With today’s more flexible work and more flexible technology, the fixed eight-hour day may have outlived its usefulness. Yet in which direction will the work week of the future move—toward more hours or fewer? There are strong arguments for both. Whichever direction we take, managers will be challenged to comply with regulations that change much more slowly than the workplace does.

2. How Do We Manage?

imagesTraditional management: One option in managing work time is for companies to forbid any work by hourly employees except during certain hours. This makes compliance with the FLSA easier, but the trade-off is that company policies typically then do not permit employees to perform personal assignments during working hours. Otherwise, productivity suffers.

This option also penalizes employees who want to put in extra time or have flexibility in when and where they do their work. Unfortunately (or fortunately, perhaps, depending on your perspective), the FLSA is set up to regulate defined work times and to require payment for all time spent working.

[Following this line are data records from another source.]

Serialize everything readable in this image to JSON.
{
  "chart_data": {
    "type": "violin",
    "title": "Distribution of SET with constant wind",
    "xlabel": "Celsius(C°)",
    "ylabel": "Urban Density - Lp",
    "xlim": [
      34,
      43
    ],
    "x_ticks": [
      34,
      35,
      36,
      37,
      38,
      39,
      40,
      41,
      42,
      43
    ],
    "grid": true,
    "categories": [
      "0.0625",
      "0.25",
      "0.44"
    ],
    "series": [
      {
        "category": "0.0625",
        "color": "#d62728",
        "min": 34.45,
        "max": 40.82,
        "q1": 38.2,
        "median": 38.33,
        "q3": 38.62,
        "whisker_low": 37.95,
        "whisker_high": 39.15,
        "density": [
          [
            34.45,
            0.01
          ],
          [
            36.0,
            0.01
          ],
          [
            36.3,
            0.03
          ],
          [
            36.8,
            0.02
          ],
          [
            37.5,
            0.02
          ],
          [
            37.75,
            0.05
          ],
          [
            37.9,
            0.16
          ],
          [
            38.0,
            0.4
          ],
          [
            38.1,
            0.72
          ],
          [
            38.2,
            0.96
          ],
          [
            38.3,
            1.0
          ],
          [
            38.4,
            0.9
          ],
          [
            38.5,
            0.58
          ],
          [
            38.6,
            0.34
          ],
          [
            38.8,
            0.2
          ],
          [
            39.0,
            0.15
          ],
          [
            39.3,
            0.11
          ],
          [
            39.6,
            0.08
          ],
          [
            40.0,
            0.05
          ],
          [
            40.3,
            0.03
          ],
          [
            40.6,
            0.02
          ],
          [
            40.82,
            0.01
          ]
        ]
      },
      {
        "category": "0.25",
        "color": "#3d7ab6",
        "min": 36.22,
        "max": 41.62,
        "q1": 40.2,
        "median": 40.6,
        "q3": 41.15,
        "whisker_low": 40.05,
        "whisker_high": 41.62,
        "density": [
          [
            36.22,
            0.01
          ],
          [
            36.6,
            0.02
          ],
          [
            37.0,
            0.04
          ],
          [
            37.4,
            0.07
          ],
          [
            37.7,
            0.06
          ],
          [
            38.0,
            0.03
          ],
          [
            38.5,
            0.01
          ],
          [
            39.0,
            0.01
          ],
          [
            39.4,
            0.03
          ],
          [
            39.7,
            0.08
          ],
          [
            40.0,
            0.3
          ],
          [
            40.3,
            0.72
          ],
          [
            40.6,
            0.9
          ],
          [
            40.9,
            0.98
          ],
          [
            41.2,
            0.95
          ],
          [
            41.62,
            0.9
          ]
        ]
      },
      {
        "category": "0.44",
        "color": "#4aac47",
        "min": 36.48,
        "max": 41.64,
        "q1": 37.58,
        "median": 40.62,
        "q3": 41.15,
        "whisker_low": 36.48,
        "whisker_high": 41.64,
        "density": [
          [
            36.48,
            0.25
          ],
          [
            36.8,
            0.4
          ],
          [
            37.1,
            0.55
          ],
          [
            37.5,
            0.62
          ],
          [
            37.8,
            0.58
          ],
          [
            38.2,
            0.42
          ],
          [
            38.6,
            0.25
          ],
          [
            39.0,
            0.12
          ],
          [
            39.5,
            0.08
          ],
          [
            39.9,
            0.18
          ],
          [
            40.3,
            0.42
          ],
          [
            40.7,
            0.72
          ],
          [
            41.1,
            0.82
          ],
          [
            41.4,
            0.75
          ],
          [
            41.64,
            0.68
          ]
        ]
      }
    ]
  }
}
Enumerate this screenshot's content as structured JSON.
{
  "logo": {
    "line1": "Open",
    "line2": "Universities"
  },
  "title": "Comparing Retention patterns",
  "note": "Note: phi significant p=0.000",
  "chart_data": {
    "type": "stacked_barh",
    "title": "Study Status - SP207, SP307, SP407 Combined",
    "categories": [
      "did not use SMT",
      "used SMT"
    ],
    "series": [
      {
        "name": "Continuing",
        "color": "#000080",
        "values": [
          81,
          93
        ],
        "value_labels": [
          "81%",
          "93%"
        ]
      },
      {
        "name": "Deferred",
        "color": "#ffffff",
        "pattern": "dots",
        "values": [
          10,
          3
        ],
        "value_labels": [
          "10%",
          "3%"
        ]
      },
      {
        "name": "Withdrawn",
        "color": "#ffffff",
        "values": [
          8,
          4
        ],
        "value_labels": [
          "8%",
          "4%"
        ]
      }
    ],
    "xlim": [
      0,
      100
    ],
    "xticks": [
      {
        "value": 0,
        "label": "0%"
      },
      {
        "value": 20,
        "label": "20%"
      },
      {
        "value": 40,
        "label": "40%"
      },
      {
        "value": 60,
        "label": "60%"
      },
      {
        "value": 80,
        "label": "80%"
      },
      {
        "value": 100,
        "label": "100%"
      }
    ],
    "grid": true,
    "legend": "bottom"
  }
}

Tracking Time: Another option for managing time is to require hourly employees to keep time sheets, where they log on and off the clock to handle personal matters. This is a difficult policy to enforce, and also runs the risk of violating the FLSA’s requirements that non-exempt employees must be paid for all breaks unless the break is long enough for them to leave the premises. So, employees could be permitted a half-hour of personal time in the middle of the day, but not a series of five-minute breaks to handle personal phone calls.

I predict that companies will develop diverging policies on this issue. Some will become more flexible, despite the management challenges. Others will hold to traditional schedules, at least until the FLSA changes significantly.

Congress should debate this issue and develop 21st Century laws for 21st Century workplaces.

What do you think? Should the FLSA permit more flexibility?